Teun Bousema - Biography#

In recent years Professor Bousema has designed, coordinated and conducted studies across African settings to better understand transmission of malaria and develop transmission-reducing tools. For this purpose, he developed a safe controlled infection model where malaria naïve volunteers are infected with malaria and infectious gametocytes are induced (Reuling et al. eLife 2018). This work demonstrated that male and female gametocytes develop very early during infections (Reuling et al., eLife 2018) and persist for weeks after successful treatment (Bousema et al. J Infect Dis 2006; Bousema, Stepniewska et al. BMC Med 2010). It further uncovered that asymptomatic malaria-infected individuals frequently develop gametocytes and are able to infect mosquitoes (Gonçalves et al. Nature Comm 2017; Tadesse et al. Clin Infect Dis 2018). His team found that even infections that are undetectable by conventional diagnostics may contribute to transmission (Slater et al. Nature 2015), partially explained by the ability of parasite to strategically adjust their sex ratio to maximize the likelihood of mosquito infection (Bradley et al. eLife 2018). To reduce the spread of malaria, he coordinated studies to optimize treatment regimens to prevent malaria transmission after treatment, either by clearing parasites (Dicko et al. Lancet Infect Dis 2016; Dicko et al. Lancet Infect Dis 2018; Gonçalves et al. BMC Med 2016) or reducing survivorship of mosquitoes post-feeding (Ouédraogo et al., Clin Infect Dis 2016). One of the most intriguing recent findings from his group concerns immunity against malaria transmission stages. Malaria patients may prevent transmission to mosquitoes by antibody activity upon mosquito ingestion (Stone et al. Nature Comm 2018). This immunity may explain earlier observations that some mosquitoes may remain uninfected despite feeding on highly infected hosts (Bousema et al. Nature Rev Microbiol 2014; Bousema et al. Clin Microbiol Rev 2011).
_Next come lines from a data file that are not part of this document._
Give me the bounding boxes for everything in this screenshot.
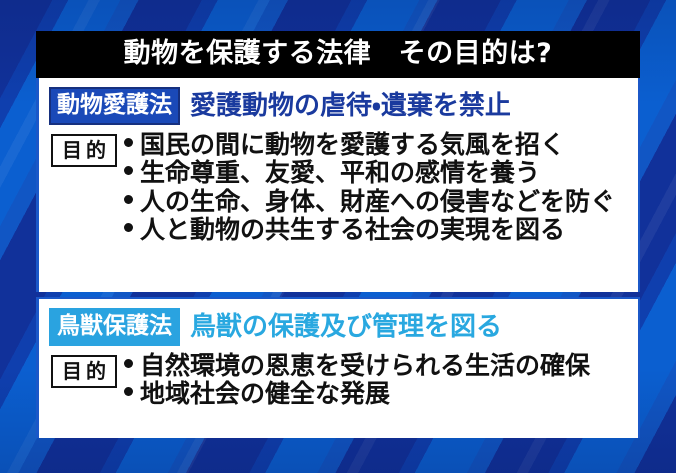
purpose-row: 目的 国民の間に動物を愛護する気風を招く 生命尊重、友愛、平和の感情を養う 人の… (51, 131, 638, 244)
law-badge-animal-welfare: 動物愛護法 (49, 87, 180, 125)
purpose-bullet-list: 自然環境の恩恵を受けられる生活の確保 地域社会の健全な発展 (124, 352, 590, 409)
law-heading-row: 鳥獣保護法 鳥獣の保護及び管理を図る (49, 308, 638, 346)
tv-news-graphic: 動物を保護する法律 その目的は? 動物愛護法 愛護動物の虐待・遺棄を禁止 目的 … (0, 0, 676, 473)
bullet-text: 地域社会の健全な発展 (140, 380, 390, 408)
purpose-bullet-list: 国民の間に動物を愛護する気風を招く 生命尊重、友愛、平和の感情を養う 人の生命、… (124, 131, 615, 244)
list-item: 国民の間に動物を愛護する気風を招く (124, 131, 615, 159)
bullet-text: 生命尊重、友愛、平和の感情を養う (140, 159, 540, 187)
title-bar: 動物を保護する法律 その目的は? (36, 31, 640, 78)
list-item: 人と動物の共生する社会の実現を図る (124, 216, 615, 244)
purpose-label-box: 目的 (51, 355, 117, 388)
bullet-dot-icon (124, 166, 133, 175)
list-item: 生命尊重、友愛、平和の感情を養う (124, 159, 615, 187)
law-card-wildlife-protection: 鳥獣保護法 鳥獣の保護及び管理を図る 目的 自然環境の恩恵を受けられる生活の確保… (36, 297, 640, 438)
bullet-dot-icon (124, 387, 133, 396)
bullet-dot-icon (124, 138, 133, 147)
bullet-text: 人と動物の共生する社会の実現を図る (140, 216, 565, 244)
law-summary-wildlife-protection: 鳥獣の保護及び管理を図る (190, 314, 502, 340)
bullet-dot-icon (124, 359, 133, 368)
bullet-text: 自然環境の恩恵を受けられる生活の確保 (140, 352, 590, 380)
list-item: 人の生命、身体、財産への侵害などを防ぐ (124, 188, 615, 216)
purpose-row: 目的 自然環境の恩恵を受けられる生活の確保 地域社会の健全な発展 (51, 352, 638, 409)
page-title: 動物を保護する法律 その目的は? (124, 40, 553, 67)
bullet-text: 国民の間に動物を愛護する気風を招く (140, 131, 565, 159)
law-summary-animal-welfare: 愛護動物の虐待・遺棄を禁止 (190, 93, 511, 119)
list-item: 自然環境の恩恵を受けられる生活の確保 (124, 352, 590, 380)
list-item: 地域社会の健全な発展 (124, 380, 590, 408)
purpose-label-box: 目的 (51, 134, 117, 167)
law-badge-wildlife-protection: 鳥獣保護法 (49, 308, 180, 346)
bullet-dot-icon (124, 223, 133, 232)
bullet-text: 人の生命、身体、財産への侵害などを防ぐ (140, 188, 615, 216)
bullet-dot-icon (124, 195, 133, 204)
law-card-animal-welfare: 動物愛護法 愛護動物の虐待・遺棄を禁止 目的 国民の間に動物を愛護する気風を招く… (36, 78, 640, 292)
law-heading-row: 動物愛護法 愛護動物の虐待・遺棄を禁止 (49, 87, 638, 125)
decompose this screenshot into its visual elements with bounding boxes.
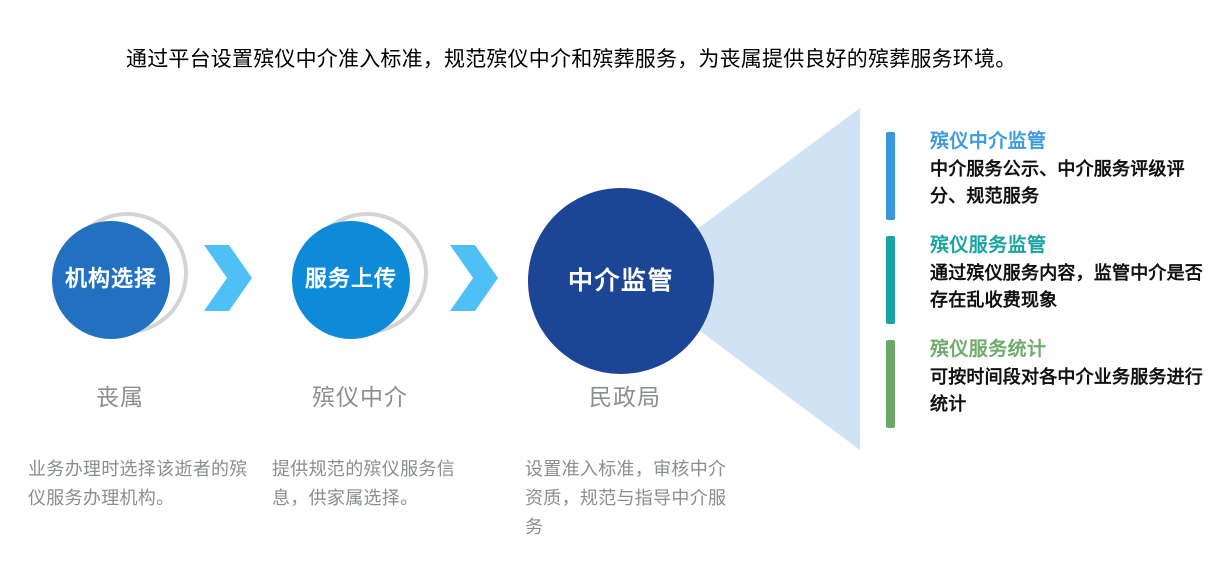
- role-description-civil-affairs-bureau: 设置准入标准，审核中介资质，规范与指导中介服务: [525, 455, 740, 542]
- feature-title: 殡仪服务监管: [930, 232, 1206, 258]
- role-description-family: 业务办理时选择该逝者的殡仪服务办理机构。: [28, 455, 253, 513]
- role-label-civil-affairs-bureau: 民政局: [553, 378, 697, 412]
- role-description-agency: 提供规范的殡仪服务信息，供家属选择。: [272, 455, 487, 513]
- feature-body: 通过殡仪服务内容，监管中介是否存在乱收费现象: [930, 260, 1206, 314]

His work contains both basic research ingredients and applied work. He regularly contributes to policy discussions (WHO Evidence Review Group meeting participation in 2013, 2015, 2016, 2017, 2018) and is influential in academic discussions on malaria elimination. According to a recent analysis, he is among the 20 most cited malaria researchers worldwide (doi:10.3390/ijerph15122703).